For the first time, I took in his appearance. At six foot five and at least sixteen stone of sculpted muscle, I questioned whether the naked, hairy creature before me was man or beast. I erred towards the latter.
Then he picked up an ornament, raised it above his head and spat as he laughed. I expected his black, widened pupils and salivating mouth to be the last things I’d ever see and had accepted the inevitable when, suddenly, a metal table lamp appeared from nowhere and smashed against his crown. He fell to his knees, his face contorted by shock and incomprehension. The lamp swung backwards, then crashed into him over and over again. The man’s eyes rolled to the back of his head, leaving shiny white ovals, before he slumped face down onto the wet carpet, convulsing.
It was only then I noticed Luciana, her face – smeared in murky redness – hiding behind matted hair. Her underwear was in shreds, and the lamp shook in her trembling hands.
I crawled towards the floored titan and rolled him over, face up, to steady his spasming body.
The first words she ever spoke to me were devoid of all emotion.
‘Leave him.’
‘We should call an ambulance.’
‘We do nothing. When I refused to let him force objects inside me, he said his daughter bites her lip and stays quiet when he does it to her. Let the animal die in the way he deserves.’
I had no case to offer for the defence. Instead, I fixated on the pulp of a man biting deeply into his own tongue. Together we watched as his mouth effervesced with delicate pink bubbles, until the convulsions petered out into nothing. Finally, his brain stopped fighting and his soul began its journey from whence it came, back into the arms of the devil.
From the moment I limped downstairs and alerted Madam Lola to the battle in Luciana’s room, she responded with military precision to remove any trace of the man or his rage. She gave every impression it wasn’t the first time she’d been forced to clean up an unexpected mess.
She slipped into autopilot as she relayed orders to a crowd of horrified girls, gawping at the remains by the door. They scuttled in numerous directions like stray fireworks.

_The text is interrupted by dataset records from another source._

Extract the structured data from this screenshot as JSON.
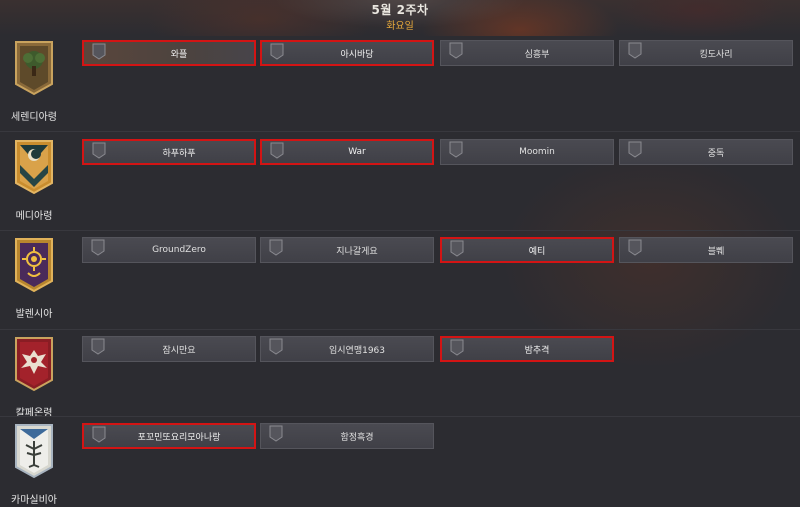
{
  "header": {
    "title": "5월 2주차",
    "subtitle": "화요일"
  },
  "colors": {
    "selected_border": "#d31414",
    "subtitle": "#e6a93b",
    "slot_bg": "#45454c",
    "page_bg": "#2c2c31"
  },
  "territories": [
    {
      "name": "세렌디아령",
      "crest_icon": "tree-crest-icon",
      "guilds": [
        {
          "label": "와플",
          "selected": true
        },
        {
          "label": "아시바당",
          "selected": true
        },
        {
          "label": "심흥부",
          "selected": false
        },
        {
          "label": "킹도사리",
          "selected": false
        }
      ]
    },
    {
      "name": "메디아령",
      "crest_icon": "crescent-crest-icon",
      "guilds": [
        {
          "label": "하푸하푸",
          "selected": true
        },
        {
          "label": "War",
          "selected": true
        },
        {
          "label": "Moomin",
          "selected": false
        },
        {
          "label": "중독",
          "selected": false
        }
      ]
    },
    {
      "name": "발렌시아",
      "crest_icon": "sun-crest-icon",
      "guilds": [
        {
          "label": "GroundZero",
          "selected": false
        },
        {
          "label": "지나갈게요",
          "selected": false
        },
        {
          "label": "예티",
          "selected": true
        },
        {
          "label": "블쀄",
          "selected": false
        }
      ]
    },
    {
      "name": "칼페온령",
      "crest_icon": "eagle-crest-icon",
      "guilds": [
        {
          "label": "잠시만요",
          "selected": false
        },
        {
          "label": "임시연맹1963",
          "selected": false
        },
        {
          "label": "밤추격",
          "selected": true
        }
      ]
    },
    {
      "name": "카마실비아",
      "crest_icon": "tree-of-life-crest-icon",
      "guilds": [
        {
          "label": "포꼬민또요리모아나랑",
          "selected": true
        },
        {
          "label": "함정흑경",
          "selected": false
        }
      ]
    }
  ]
}
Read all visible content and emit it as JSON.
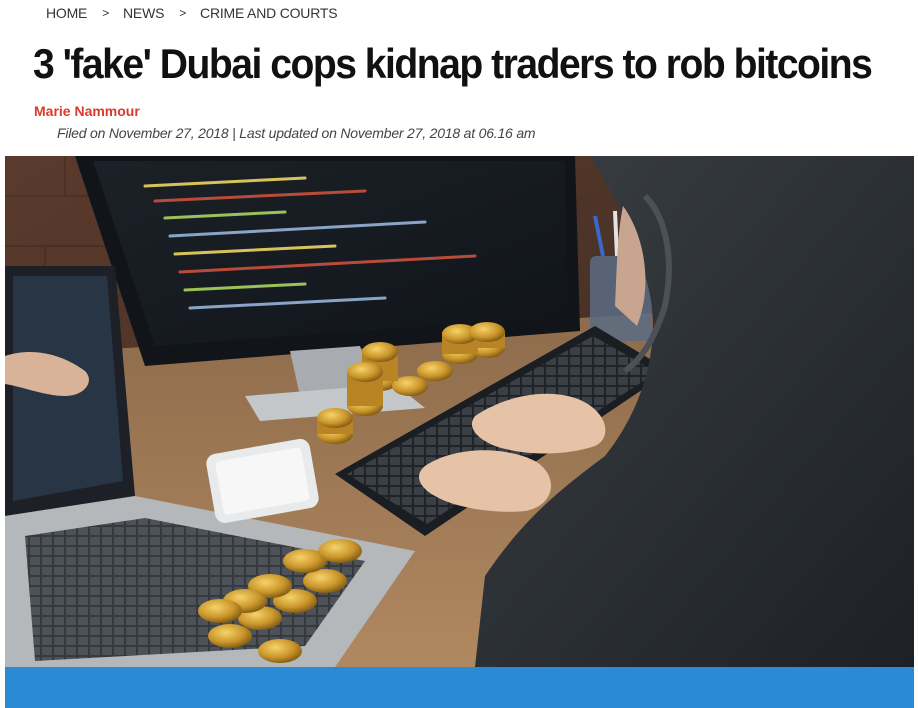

‘Miguel – is there enough gasoline in the truck to reach the ravines?’
‘Yes.’
‘Bueno. Take it around the back. The rest of you, go back downstairs and see to your guests.’
She looked directly at Luciana. ‘Who did this to him?’ she asked.
‘I did,’ I replied, and Madam Lola nodded her head approvingly.
‘Good. No man here would touch her again if they ever learned of this. So you will make sure they don’t.’
An hour later, and Luciana’s face had been occupied by an observant silence for much of the journey, the hush only peppered by her directions.